I’ve been using alpakka kafka to streaming data from kafka topics. I’m using:
Consumer
.committableSource(consumerSettings, Subscriptions.topics(topic))
Recently I’ve tried to spam more consumers like 3 on a topic which has 15 partitions. When I plug more consumers with the same group id, it kindly split 5 partitions per consumer, but it seems to do not consume all partitions at the same time, it seems to read one by one, or read a specific partition much faster than others.

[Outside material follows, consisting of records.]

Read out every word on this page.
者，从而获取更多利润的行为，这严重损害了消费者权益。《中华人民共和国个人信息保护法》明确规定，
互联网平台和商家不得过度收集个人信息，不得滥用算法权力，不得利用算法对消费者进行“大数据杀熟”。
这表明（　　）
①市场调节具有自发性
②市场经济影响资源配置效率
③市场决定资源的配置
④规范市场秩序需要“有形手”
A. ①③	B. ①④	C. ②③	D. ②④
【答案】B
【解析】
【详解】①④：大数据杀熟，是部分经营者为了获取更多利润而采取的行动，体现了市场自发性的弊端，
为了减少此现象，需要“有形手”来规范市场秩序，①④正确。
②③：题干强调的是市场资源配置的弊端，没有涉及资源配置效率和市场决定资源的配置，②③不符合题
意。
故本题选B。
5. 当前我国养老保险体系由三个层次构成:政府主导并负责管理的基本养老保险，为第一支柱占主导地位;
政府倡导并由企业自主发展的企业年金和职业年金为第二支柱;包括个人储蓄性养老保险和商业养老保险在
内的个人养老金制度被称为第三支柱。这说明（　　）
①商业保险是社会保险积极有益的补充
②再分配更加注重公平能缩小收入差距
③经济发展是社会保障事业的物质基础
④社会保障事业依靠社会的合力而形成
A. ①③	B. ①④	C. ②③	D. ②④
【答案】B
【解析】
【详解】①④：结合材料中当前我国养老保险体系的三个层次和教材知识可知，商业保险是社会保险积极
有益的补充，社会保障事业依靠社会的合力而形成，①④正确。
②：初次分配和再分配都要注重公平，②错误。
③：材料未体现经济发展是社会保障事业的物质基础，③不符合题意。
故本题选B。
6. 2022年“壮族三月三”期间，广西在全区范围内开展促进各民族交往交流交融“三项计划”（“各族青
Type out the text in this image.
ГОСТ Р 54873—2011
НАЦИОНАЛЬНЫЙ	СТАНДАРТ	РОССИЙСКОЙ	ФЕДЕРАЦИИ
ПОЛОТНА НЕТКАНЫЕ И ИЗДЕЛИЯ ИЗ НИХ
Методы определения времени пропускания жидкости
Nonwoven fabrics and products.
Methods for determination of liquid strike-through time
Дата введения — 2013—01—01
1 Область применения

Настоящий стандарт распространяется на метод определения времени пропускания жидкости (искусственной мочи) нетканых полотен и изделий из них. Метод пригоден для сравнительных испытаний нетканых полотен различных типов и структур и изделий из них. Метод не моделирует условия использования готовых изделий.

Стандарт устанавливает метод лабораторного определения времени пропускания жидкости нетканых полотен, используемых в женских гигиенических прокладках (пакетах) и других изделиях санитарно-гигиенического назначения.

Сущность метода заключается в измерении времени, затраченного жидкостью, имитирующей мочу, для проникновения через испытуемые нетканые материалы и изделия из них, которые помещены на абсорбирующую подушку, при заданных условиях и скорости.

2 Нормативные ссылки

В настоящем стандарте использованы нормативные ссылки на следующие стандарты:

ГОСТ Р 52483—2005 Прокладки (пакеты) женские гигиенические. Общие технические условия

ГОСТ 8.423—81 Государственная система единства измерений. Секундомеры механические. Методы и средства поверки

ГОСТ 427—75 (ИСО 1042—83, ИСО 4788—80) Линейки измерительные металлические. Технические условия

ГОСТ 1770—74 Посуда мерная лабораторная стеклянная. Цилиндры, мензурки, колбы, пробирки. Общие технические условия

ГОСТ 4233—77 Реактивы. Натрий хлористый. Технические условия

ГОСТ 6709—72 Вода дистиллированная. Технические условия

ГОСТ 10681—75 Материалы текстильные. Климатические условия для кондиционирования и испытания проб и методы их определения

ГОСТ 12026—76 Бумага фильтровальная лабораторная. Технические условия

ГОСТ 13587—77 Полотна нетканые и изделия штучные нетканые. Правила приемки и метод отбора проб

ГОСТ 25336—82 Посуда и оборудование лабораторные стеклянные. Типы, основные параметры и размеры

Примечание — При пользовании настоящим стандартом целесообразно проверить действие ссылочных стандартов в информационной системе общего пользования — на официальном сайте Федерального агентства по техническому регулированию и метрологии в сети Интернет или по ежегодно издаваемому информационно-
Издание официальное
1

|Partition|LogSize |Consumer Offset|Lag |
|0 |8,429,145| 6,087,144|2,342,001|
|1 |8,424,948| 6,223,257|2,201,691|
|2 |8,428,121| 7,764,854| 663,267|
|3 |8,421,528| 6,071,425|2,350,103|
|4 |8,434,659| 7,351,552|1,083,107|
|5 |8,428,323| 5,935,336|2,492,987|
|6 |8,424,974| 6,455,301|1,969,673|
|7 |8,431,820| 7,763,984| 667,836|
|8 |8,425,999| 6,370,962|2,055,037|
|9 |8,416,354| 6,681,093|1,735,261|
|10 |8,416,217| 6,814,949|1,601,268|
|11 |8,428,026| 5,878,703|2,549,323|
|12 |8,424,604| 8,424,589| 15|
|13 |8,431,019| 8,431,019| 0|
|14 |8,423,218| 8,423,218| 0|
Here is a real example of a production application I’m running. So I have some questions:
Is it ok to read some partitions much faster than others?
Please, note that this behavior only happens when I start more than one consumer.
Should I change the way I’m consuming? Should I use source per partition, or is there a different option?
Update
I was suspecting that it could happen when plugging more than one consumer(read more than one application), but it happened today using only one consumer, you can see by taking a look at the consumer group, which is the same.
At the time it happened, I had 20MM of messages still waiting to be processed(lag). The above picture is a picture taken from the Kafka manager we have at the company.